Thank you for this chance to discuss the critical issue of reducing the risks of disasters in Small Island Developing States. I am pleased to see representatives from those countries and others who know that this issue is a matter of life and death.
I like to use the metaphor of "canaries in the coal-mine". We must learn to listen the voices from the Small Island Developing States. Salt water is permeating their fresh water supplies. These are existential issues. We usually ask "what is Plan B". Here, there is no "Planet B".
One of the most stark and heart-breaking examples was the massive 2010 earthquake in Haiti. After decades of environmental destruction, political instability and uneven or lack of investments in education and health a huge earthquake struck the country. The staggering human suffering was compounded by a loss of some 15 percent of Haiti’s GDP.
That same year, Cyclone Evan cost Samoa one third of its annual economic output. Over a decade, Jamaica’s annual losses equalled about two and a half per cent of its average annual investment, mostly from hurricanes.
The human, but also the business case, for action is clear.
When a disaster strikes, the immediate damage is just the first problem. Over time, the affected areas will have to cope with lasting economic shocks. On average, a country’s debt-to-GDP ratio increases almost 25 percentage points in the three years following a disaster. For small island developing states, recurrent disasters deepen debt. Governments spend so much rebuilding, that they cannot provide the same level of basic services to their citizens. This is causes social and individual problem.
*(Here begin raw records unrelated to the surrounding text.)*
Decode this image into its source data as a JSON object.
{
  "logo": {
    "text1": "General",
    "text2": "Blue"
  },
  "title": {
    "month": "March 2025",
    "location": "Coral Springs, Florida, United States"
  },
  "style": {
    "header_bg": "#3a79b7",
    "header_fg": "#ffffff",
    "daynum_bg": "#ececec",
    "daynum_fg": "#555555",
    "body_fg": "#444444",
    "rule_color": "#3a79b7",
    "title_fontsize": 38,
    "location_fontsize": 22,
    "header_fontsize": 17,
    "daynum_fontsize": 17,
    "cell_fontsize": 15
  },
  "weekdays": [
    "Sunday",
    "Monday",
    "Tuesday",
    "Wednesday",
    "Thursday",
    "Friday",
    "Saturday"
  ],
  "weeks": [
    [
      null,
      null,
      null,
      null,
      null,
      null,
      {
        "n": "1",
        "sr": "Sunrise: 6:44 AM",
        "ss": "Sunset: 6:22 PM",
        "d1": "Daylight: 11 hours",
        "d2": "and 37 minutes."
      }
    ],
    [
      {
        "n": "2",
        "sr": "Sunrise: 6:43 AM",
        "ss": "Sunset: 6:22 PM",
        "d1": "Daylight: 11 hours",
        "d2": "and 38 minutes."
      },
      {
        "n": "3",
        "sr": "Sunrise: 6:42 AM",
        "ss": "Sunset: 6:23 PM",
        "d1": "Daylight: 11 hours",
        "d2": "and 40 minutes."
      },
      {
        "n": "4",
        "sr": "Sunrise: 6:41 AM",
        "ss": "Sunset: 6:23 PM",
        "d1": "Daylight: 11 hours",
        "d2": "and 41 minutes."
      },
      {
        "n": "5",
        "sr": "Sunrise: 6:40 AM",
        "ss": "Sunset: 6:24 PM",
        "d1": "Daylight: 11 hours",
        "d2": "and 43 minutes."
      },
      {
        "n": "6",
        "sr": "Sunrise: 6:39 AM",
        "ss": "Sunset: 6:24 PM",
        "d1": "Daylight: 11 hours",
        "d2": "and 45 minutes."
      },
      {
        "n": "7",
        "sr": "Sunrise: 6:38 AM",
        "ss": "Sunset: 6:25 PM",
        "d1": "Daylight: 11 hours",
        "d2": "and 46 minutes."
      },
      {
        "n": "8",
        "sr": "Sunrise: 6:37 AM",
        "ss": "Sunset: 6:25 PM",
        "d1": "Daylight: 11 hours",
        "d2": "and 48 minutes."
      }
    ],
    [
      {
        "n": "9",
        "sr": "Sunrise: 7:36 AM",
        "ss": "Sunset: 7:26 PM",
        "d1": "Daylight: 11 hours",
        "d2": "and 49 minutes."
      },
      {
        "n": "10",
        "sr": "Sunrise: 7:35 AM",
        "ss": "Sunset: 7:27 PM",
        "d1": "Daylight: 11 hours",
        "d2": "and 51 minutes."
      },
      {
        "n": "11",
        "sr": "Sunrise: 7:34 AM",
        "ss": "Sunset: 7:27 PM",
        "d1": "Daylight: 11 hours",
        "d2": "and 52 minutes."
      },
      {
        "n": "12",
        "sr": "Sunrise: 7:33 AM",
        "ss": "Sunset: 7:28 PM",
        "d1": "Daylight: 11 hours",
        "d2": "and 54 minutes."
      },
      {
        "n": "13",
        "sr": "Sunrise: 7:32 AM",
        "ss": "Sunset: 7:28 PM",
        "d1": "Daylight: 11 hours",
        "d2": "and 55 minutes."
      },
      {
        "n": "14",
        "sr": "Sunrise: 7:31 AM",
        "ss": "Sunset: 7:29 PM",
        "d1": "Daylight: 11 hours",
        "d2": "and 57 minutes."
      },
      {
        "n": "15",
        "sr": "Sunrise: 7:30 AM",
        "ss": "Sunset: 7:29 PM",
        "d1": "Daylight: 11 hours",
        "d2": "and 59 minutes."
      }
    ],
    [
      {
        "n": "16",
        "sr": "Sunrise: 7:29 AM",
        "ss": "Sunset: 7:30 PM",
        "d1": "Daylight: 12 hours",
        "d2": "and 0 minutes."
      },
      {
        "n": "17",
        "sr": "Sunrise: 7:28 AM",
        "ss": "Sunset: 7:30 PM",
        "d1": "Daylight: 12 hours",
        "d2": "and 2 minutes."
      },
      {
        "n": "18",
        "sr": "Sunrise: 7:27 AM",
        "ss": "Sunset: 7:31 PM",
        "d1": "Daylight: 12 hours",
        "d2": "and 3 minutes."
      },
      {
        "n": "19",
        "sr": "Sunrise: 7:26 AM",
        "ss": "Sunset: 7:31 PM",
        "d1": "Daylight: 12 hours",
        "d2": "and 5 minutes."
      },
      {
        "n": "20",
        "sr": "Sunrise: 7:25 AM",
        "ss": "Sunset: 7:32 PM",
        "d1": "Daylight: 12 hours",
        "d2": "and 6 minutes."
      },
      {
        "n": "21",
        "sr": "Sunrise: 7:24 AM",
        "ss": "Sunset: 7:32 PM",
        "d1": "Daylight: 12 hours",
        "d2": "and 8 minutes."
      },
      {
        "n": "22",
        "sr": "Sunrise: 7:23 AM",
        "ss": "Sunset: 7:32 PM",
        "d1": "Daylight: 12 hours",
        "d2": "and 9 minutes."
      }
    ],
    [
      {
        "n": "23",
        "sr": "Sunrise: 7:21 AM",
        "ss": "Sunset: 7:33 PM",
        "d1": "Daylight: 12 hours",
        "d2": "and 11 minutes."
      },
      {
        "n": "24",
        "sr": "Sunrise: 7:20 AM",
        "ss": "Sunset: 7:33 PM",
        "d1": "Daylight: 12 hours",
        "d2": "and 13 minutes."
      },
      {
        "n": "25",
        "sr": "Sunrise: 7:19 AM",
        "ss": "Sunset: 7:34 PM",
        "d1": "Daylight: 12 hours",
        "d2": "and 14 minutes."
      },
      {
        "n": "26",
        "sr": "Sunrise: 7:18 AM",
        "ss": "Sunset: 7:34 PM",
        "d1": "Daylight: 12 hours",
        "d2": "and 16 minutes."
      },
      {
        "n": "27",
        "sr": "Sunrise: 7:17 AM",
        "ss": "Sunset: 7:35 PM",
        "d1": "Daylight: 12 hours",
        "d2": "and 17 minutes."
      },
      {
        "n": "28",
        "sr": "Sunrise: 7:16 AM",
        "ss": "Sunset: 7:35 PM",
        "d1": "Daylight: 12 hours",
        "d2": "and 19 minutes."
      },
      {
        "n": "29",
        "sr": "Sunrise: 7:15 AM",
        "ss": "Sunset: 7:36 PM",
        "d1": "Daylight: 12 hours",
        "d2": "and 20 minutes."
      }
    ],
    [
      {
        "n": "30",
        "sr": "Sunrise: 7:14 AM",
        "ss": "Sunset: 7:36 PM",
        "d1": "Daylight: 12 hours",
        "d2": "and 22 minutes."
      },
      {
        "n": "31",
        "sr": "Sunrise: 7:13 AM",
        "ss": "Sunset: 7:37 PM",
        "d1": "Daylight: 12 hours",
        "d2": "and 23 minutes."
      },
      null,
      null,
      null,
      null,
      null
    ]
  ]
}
If we are ever to attain sustainable development, we must address disaster and climate risks, especially in Small Island Developing States.
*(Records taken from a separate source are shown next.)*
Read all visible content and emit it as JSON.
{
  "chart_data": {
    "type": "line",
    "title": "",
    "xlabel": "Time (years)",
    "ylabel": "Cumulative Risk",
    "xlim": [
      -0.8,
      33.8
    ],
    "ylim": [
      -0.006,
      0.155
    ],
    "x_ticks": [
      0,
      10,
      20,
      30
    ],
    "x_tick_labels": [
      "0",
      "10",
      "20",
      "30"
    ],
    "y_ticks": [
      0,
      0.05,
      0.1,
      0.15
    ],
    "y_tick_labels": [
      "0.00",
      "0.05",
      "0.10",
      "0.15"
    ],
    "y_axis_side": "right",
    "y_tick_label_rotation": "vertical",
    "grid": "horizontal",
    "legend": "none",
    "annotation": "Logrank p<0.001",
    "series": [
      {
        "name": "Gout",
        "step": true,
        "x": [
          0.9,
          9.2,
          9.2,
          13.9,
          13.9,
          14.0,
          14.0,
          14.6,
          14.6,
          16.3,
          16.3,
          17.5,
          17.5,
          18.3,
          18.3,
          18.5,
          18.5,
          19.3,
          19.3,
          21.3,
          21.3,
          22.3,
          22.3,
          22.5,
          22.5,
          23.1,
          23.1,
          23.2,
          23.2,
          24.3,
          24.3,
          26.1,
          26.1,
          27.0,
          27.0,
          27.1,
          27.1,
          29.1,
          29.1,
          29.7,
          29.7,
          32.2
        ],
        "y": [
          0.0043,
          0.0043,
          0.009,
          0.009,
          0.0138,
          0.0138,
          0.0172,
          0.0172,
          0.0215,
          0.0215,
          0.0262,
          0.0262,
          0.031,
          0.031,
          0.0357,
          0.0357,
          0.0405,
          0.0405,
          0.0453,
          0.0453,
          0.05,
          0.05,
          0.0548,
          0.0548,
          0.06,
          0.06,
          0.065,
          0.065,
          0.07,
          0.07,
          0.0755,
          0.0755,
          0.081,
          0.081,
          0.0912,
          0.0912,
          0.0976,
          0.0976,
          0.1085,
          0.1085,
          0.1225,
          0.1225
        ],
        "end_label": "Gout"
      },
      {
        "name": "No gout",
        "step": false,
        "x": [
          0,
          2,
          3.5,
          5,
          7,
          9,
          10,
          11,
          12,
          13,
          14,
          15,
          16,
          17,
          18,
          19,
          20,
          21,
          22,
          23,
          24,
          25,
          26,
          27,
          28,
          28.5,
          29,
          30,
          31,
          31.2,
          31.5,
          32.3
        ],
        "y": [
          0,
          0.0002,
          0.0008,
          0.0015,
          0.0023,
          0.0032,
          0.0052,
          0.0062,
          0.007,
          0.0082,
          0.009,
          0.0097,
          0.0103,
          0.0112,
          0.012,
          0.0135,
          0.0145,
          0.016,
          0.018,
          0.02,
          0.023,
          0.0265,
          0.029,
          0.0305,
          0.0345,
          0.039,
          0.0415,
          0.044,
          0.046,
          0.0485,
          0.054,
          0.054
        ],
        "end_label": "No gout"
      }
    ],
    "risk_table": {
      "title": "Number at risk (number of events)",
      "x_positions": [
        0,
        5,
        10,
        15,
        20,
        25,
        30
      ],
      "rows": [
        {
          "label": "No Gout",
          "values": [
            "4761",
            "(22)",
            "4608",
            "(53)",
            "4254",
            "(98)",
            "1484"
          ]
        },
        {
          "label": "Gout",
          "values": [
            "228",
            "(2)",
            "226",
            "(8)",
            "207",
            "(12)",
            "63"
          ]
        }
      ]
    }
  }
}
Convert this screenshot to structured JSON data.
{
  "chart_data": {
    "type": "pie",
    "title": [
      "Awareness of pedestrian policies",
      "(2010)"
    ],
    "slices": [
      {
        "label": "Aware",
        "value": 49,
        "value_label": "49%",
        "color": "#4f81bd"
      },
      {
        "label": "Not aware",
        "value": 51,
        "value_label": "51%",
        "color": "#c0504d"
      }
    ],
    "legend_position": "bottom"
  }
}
The Third International Conference on Small Island Developing States next year in Samoa offers an important opportunity to build political commitment, launch partnerships and take action. I hope that disaster risk reduction and disaster management will receive due attention.
Our discussions today, the conference in Samoa and other dialogues on the risks facing small island developing States can contribute to the global process of forging a vision for the post-2015 development agenda. Poor people are disproportionately affected, so this must be included in the development agenda.
In this effort, we should draw on lessons from the past to forge a safer future.
At the same time, we cannot wait for full agreement on the next sustainable development agenda to strengthen collaboration between Small Island Developing States and their development partners.
A renewed global partnership must aim to help countries manage multiple risks so that they can pursue inclusive economic growth, social development and environmental sustainability.
Last year’s Rio+20 UN Conference on Sustainable Development reaffirmed the special development needs of these countries.
They suffer disproportionately from the effects of climate change – and they deserve additional assistance. They collectively contribute less than 1 per cent of total carbon dioxide emissions. But ironically, losses from climate-related disasters may affect their entire economy and territory, in fact endanger their very existence.
Since small island development States are on the frontlines of the climate crisis, I expect their situation will be at the top of the agenda at the Samoa Conference. We have to assist vulnerable countries in building resilience to the effects of climate change.
The business community can help strengthen the economies of small island developing States. They make major investments which can and should be targeted to also address risks.
When we think of small island developing States many of us imagine paradise. The post card pictures. That is why they attract so many tourists looking for tranquillity and life at the sea side. Governments should work with business to promote investments in tourism which address risk and support sustainable development, including employment opportunities.
Small island developing States have paid close attention to climate change and disaster risk for decades. Their leaders and people knew that these issues were important long before they rose to the top of the global agenda.
I count on small island developing States to continue to lead the way with ideas, innovation and energy to strengthen partnerships that benefit everybody. And we must listen to them.